Стремление наставить всех на путь истинный находит поддержку в доносах и тайных соглядатаях. В полицию сообщается обо всех дебоширах и любителях вольных речей: «Заверяю, что там было очень много масок, и все они страшно шумели, а приветствовали друг друга и вовсе визгами, подражая крикам младенцев; ближе к полуночи я услышал, как у Стефано трое в масках во весь голос распевали „Маленькую блондинку в гондоле“, а в другом углу зала, что выходит на набережную Скьявони, некто в маске напевал песенку „Доктор“, которую наверняка прежде слышал в театре Сан-Кассиано. А еще я видел, как из лавки с ругательствами выскочила маска и обозвала другую маску „сыном шлюхи“».[379] Присутствие многочисленных иностранцев и гостей, привлеченных зрелищами, игрищами, музыкой, театром и «дозволением не снимать маску», которым прежде всего пользовались приезжие, желавшие сохранить инкогнито, подрывало сложившиеся социальные устои; правительство было вынуждено принимать усиленные меры предосторожности, чтобы сохранить былую репутацию города.

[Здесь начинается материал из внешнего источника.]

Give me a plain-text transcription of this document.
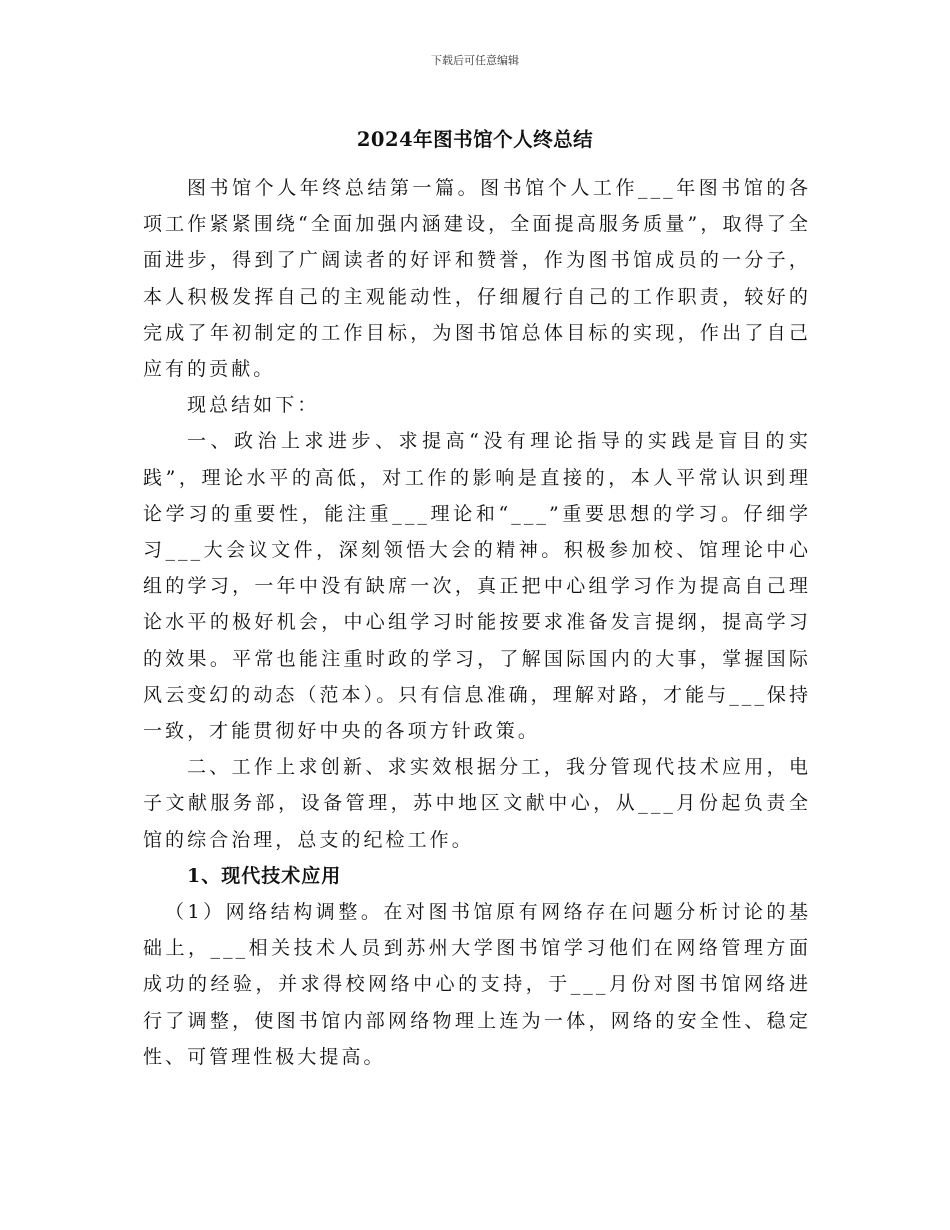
下载后可任意编辑
2024年图书馆个人终总结

图书馆个人年终总结第一篇。图书馆个人工作___年图书馆的各项工作紧紧围绕“全面加强内涵建设，全面提高服务质量”，取得了全面进步，得到了广阔读者的好评和赞誉，作为图书馆成员的一分子，本人积极发挥自己的主观能动性，仔细履行自己的工作职责，较好的完成了年初制定的工作目标，为图书馆总体目标的实现，作出了自己应有的贡献。

现总结如下：

一、政治上求进步、求提高“没有理论指导的实践是盲目的实践”，理论水平的高低，对工作的影响是直接的，本人平常认识到理论学习的重要性，能注重___理论和“___”重要思想的学习。仔细学习___大会议文件，深刻领悟大会的精神。积极参加校、馆理论中心组的学习，一年中没有缺席一次，真正把中心组学习作为提高自己理论水平的极好机会，中心组学习时能按要求准备发言提纲，提高学习的效果。平常也能注重时政的学习，了解国际国内的大事，掌握国际风云变幻的动态（范本）。只有信息准确，理解对路，才能与___保持一致，才能贯彻好中央的各项方针政策。

二、工作上求创新、求实效根据分工，我分管现代技术应用，电子文献服务部，设备管理，苏中地区文献中心，从___月份起负责全馆的综合治理，总支的纪检工作。

1、现代技术应用

（1）网络结构调整。在对图书馆原有网络存在问题分析讨论的基础上，___相关技术人员到苏州大学图书馆学习他们在网络管理方面成功的经验，并求得校网络中心的支持，于___月份对图书馆网络进行了调整，使图书馆内部网络物理上连为一体，网络的安全性、稳定性、可管理性极大提高。
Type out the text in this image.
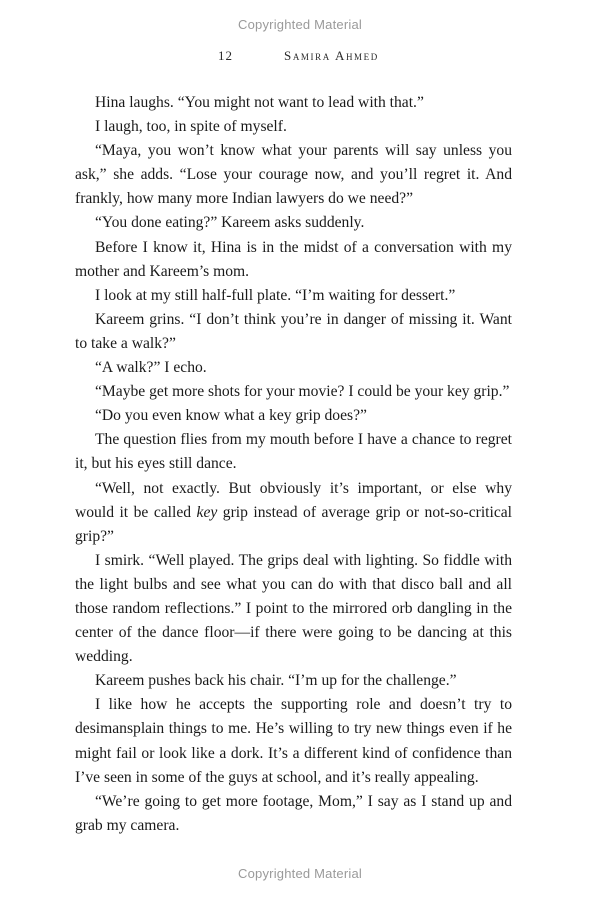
Copyrighted Material
12	Samira Ahmed

Hina laughs. “You might not want to lead with that.”

I laugh, too, in spite of myself.

“Maya, you won’t know what your parents will say unless you ask,” she adds. “Lose your courage now, and you’ll regret it. And frankly, how many more Indian lawyers do we need?”

“You done eating?” Kareem asks suddenly.

Before I know it, Hina is in the midst of a conversation with my mother and Kareem’s mom.

I look at my still half-full plate. “I’m waiting for dessert.”

Kareem grins. “I don’t think you’re in danger of missing it. Want to take a walk?”

“A walk?” I echo.

“Maybe get more shots for your movie? I could be your key grip.”

“Do you even know what a key grip does?”

The question flies from my mouth before I have a chance to regret it, but his eyes still dance.

“Well, not exactly. But obviously it’s important, or else why would it be called key grip instead of average grip or not-so-critical grip?”

I smirk. “Well played. The grips deal with lighting. So fiddle with the light bulbs and see what you can do with that disco ball and all those random reflections.” I point to the mirrored orb dangling in the center of the dance floor—if there were going to be dancing at this wedding.

Kareem pushes back his chair. “I’m up for the challenge.”

I like how he accepts the supporting role and doesn’t try to desimansplain things to me. He’s willing to try new things even if he might fail or look like a dork. It’s a different kind of confidence than I’ve seen in some of the guys at school, and it’s really appealing.

“We’re going to get more footage, Mom,” I say as I stand up and grab my camera.

Copyrighted Material
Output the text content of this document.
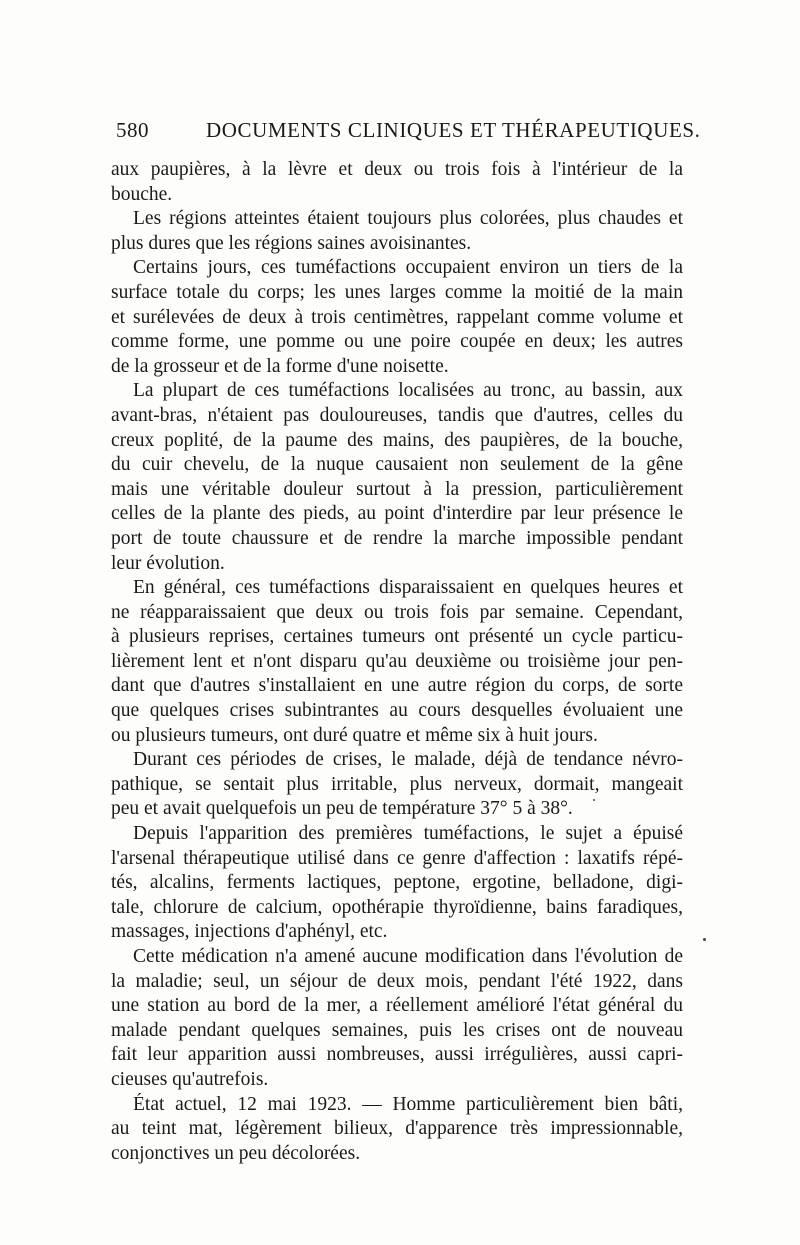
580	DOCUMENTS CLINIQUES ET THÉRAPEUTIQUES.
aux paupières, à la lèvre et deux ou trois fois à l'intérieur de la
bouche.
Les régions atteintes étaient toujours plus colorées, plus chaudes et
plus dures que les régions saines avoisinantes.
Certains jours, ces tuméfactions occupaient environ un tiers de la
surface totale du corps; les unes larges comme la moitié de la main
et surélevées de deux à trois centimètres, rappelant comme volume et
comme forme, une pomme ou une poire coupée en deux; les autres
de la grosseur et de la forme d'une noisette.
La plupart de ces tuméfactions localisées au tronc, au bassin, aux
avant-bras, n'étaient pas douloureuses, tandis que d'autres, celles du
creux poplité, de la paume des mains, des paupières, de la bouche,
du cuir chevelu, de la nuque causaient non seulement de la gêne
mais une véritable douleur surtout à la pression, particulièrement
celles de la plante des pieds, au point d'interdire par leur présence le
port de toute chaussure et de rendre la marche impossible pendant
leur évolution.
En général, ces tuméfactions disparaissaient en quelques heures et
ne réapparaissaient que deux ou trois fois par semaine. Cependant,
à plusieurs reprises, certaines tumeurs ont présenté un cycle particu-
lièrement lent et n'ont disparu qu'au deuxième ou troisième jour pen-
dant que d'autres s'installaient en une autre région du corps, de sorte
que quelques crises subintrantes au cours desquelles évoluaient une
ou plusieurs tumeurs, ont duré quatre et même six à huit jours.
Durant ces périodes de crises, le malade, déjà de tendance névro-
pathique, se sentait plus irritable, plus nerveux, dormait, mangeait
peu et avait quelquefois un peu de température 37° 5 à 38°.
Depuis l'apparition des premières tuméfactions, le sujet a épuisé
l'arsenal thérapeutique utilisé dans ce genre d'affection : laxatifs répé-
tés, alcalins, ferments lactiques, peptone, ergotine, belladone, digi-
tale, chlorure de calcium, opothérapie thyroïdienne, bains faradiques,
massages, injections d'aphényl, etc.
Cette médication n'a amené aucune modification dans l'évolution de
la maladie; seul, un séjour de deux mois, pendant l'été 1922, dans
une station au bord de la mer, a réellement amélioré l'état général du
malade pendant quelques semaines, puis les crises ont de nouveau
fait leur apparition aussi nombreuses, aussi irrégulières, aussi capri-
cieuses qu'autrefois.
État actuel, 12 mai 1923. — Homme particulièrement bien bâti,
au teint mat, légèrement bilieux, d'apparence très impressionnable,
conjonctives un peu décolorées.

Отношение Венеции к иностранцам, прибывавшим как из других городов Италии, так и из венецианских колоний или же из «настоящей» заграницы, крайне противоречиво. Открытый город-порт, город интенсивного товарообмена, город-космополит, Венеция принимает иностранцев, интегрирует их в свое общество — и тут же устанавливает для них определенные юридические рамки. Существует особое Бюро по делам иностранцев, занимающееся гражданскими и правовыми вопросами, относящимися к коммерческой и производственной деятельности иностранных граждан.[380] Однако правительство Венеции исповедует политику протекционизма, поэтому город удерживает иностранцев на расстоянии, относится к ним как к чужакам и контролирует их. В связи с большим притоком иностранцев, главным образом туристов, за ними постоянно начиная с XIII в. идет усиленный контроль, и первыми «контролерами» становятся хозяева гостиниц. «Гостиницы обязаны сообщать куда нужно имена, фамилии, родину и общественное положение каждого постояльца. Если этого не сделать — беда!» — поясняет Фабрицио, преданный слуга из «Трактирщицы», двум заезжим комедианткам. Чиновники, назначенные надзирать за нравами (Esecutori contro la Bestemmia, букв.: «наказывающие за богохульство»), следили за гостиницами особенно бдительно. А отправляясь с проверкой в игорные дома, они надевали маски.

Капитан Пьетро Манаретти, из числа Esecutori, надев бауту, вместе с несколькими агентами в десять часов отправился в гостиницу «Рицца», что возле Сан-Бассо, и застал там лиц, имевших привычку день и ночь играть в бассет и фараон; капитан конфисковал бывшие в банке сто лир, игорные столы и стулья, а затем призвал игроков, среди которых были даже священники, к ответу, а именно наказал им на следующий день явиться в суд, а хозяина гостиницы приговорил к штрафу в шесть серебряных дукатов.[381]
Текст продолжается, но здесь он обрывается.